Since $\mathbb {K}$ is a dense subset of $\mathbb {C}$ , we can choose $\delta _{1,1}$ such that the coefficient $c_{1,1,\ldots ,1}$ of $z_1\cdots z_m$ in the function

$$ \begin{align*} f_{1,1}^*(z_1,\ldots,z_m):=f_{1,0}^*(z_1,\ldots,z_m)+\delta_{1,1}z_1\cdots z_mA_1^{(1)}(z_1,\ldots,z_m) \end{align*} $$

belongs to $\mathbb {K}$ with $|c_{1,1,\ldots ,1}|<s_m$ . Therefore, we take

$$ \begin{align*} f_1^*(z_1,\ldots,z_m):=f_{1,1}^*(z_1,\ldots,z_m), \end{align*} $$

where $P_1(z_1,\ldots ,z_m)=c_{1,1,\ldots ,1}z_1\cdots z_m$ .

Recursively, we can construct a function $f^*_{n,0}(z_1,\ldots ,z_{m})$ given by

$$ \begin{align*} f^*_{n,0}(z_1,\ldots,z_m):=f^*_{n-1}(z_1,\ldots,z_m)+\delta_{n,0}z_1^nz_2\cdots z_mA_{n-1}(z_1,\ldots,z_m) \end{align*} $$

where we take $\delta _{n,0}\neq 0$ in the ball $B(0,s_{n+m-1}/(n+m-1))$ such that

$$ \begin{align*} \Theta_n+f^*_{n,0}(u_n)\in E_{u_n}. \end{align*} $$

This is possible since $E_{u_n}$ is a dense subset of $\mathbb {C}$ and all coordinates of $u_n$ are nonzero.

Since $\mathbb {K}$ is a dense subset of $\mathbb {C}$ , if we consider the ordering of the monomials of degree $n+m-1$ given by the lexicographical order of the exponents, then we can choose $\delta _{n,l}$ such that the coefficient $c_{j_1,\ldots ,j_m}$ of the lth monomial $z_1^{j_1}\cdots z_m^{j_m}$ in

$$ \begin{align*} f^*_{n,l}(z_1,\ldots,z_m):=f^*_{n,l-1}(z_1,\ldots,z_m)+\delta_{n,l}z_1^{j_1}\cdots z_m^{j_m}A_n(z_1,\ldots,z_m) \end{align*} $$

belongs to $\mathbb {K}$ with $|c_{j_1,\ldots ,j_m}|<s_{n+m-1}$ . Thus, we define

$$ \begin{align*} f^*_n(z_1,\ldots,z_m):=f^*_{n,L}(z_1,\ldots,z_m), \end{align*} $$

where $L=\binom {n+m-2}{m-1}$ is the number of distinct monomials of degree $n+m-1$ . Then $f^*_n(z_1,\ldots ,z_m)$ is a polynomial function such that $c_{j_1,\ldots ,j_m}\in \mathbb {K}$ for every m-tuple $(j_1,\ldots ,j_m)$ such that $j_1+\cdots +j_m\leq n+m-1$ .
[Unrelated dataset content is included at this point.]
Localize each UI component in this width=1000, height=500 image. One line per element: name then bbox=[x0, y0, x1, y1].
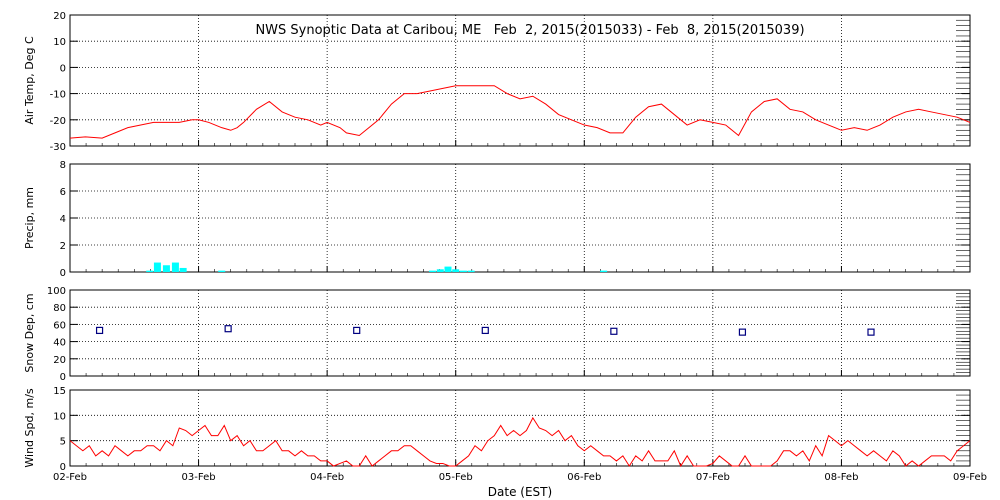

Finally, this construction implies that the functions $f^*_n$ converge to a transcendental entire function $f^*\in \mathbb {K}[[z_1,\ldots ,z_m]]$ as $n\to \infty $ such that

$$ \begin{align*}f^*(u_j)=f^*_n(u_j)=f^*_j(u_j)\end{align*} $$

for all $n\geq j\geq 1$ . Let $f:\mathbb {C}^{m}\to \mathbb {C}$ be the entire function given by

$$ \begin{align*} f(z_1,\ldots,z_{m})=a_0+\bigg(\sum_{S\in\mathcal{Q}_m}\bigg(\prod_{i\in S}z_i\bigg)f_S(z_S)\bigg)+f^*(z_1,\ldots,z_{m}). \end{align*} $$

Then $f(u)\in E_u$ for all $u\in X\subset \mathbb {C}^{m}$ . Since f is an entire function that is not a polynomial, it follows that f is transcendental. Note that there are uncountably many ways to choose the constants $\delta _{n,j}$ . This completes the proof.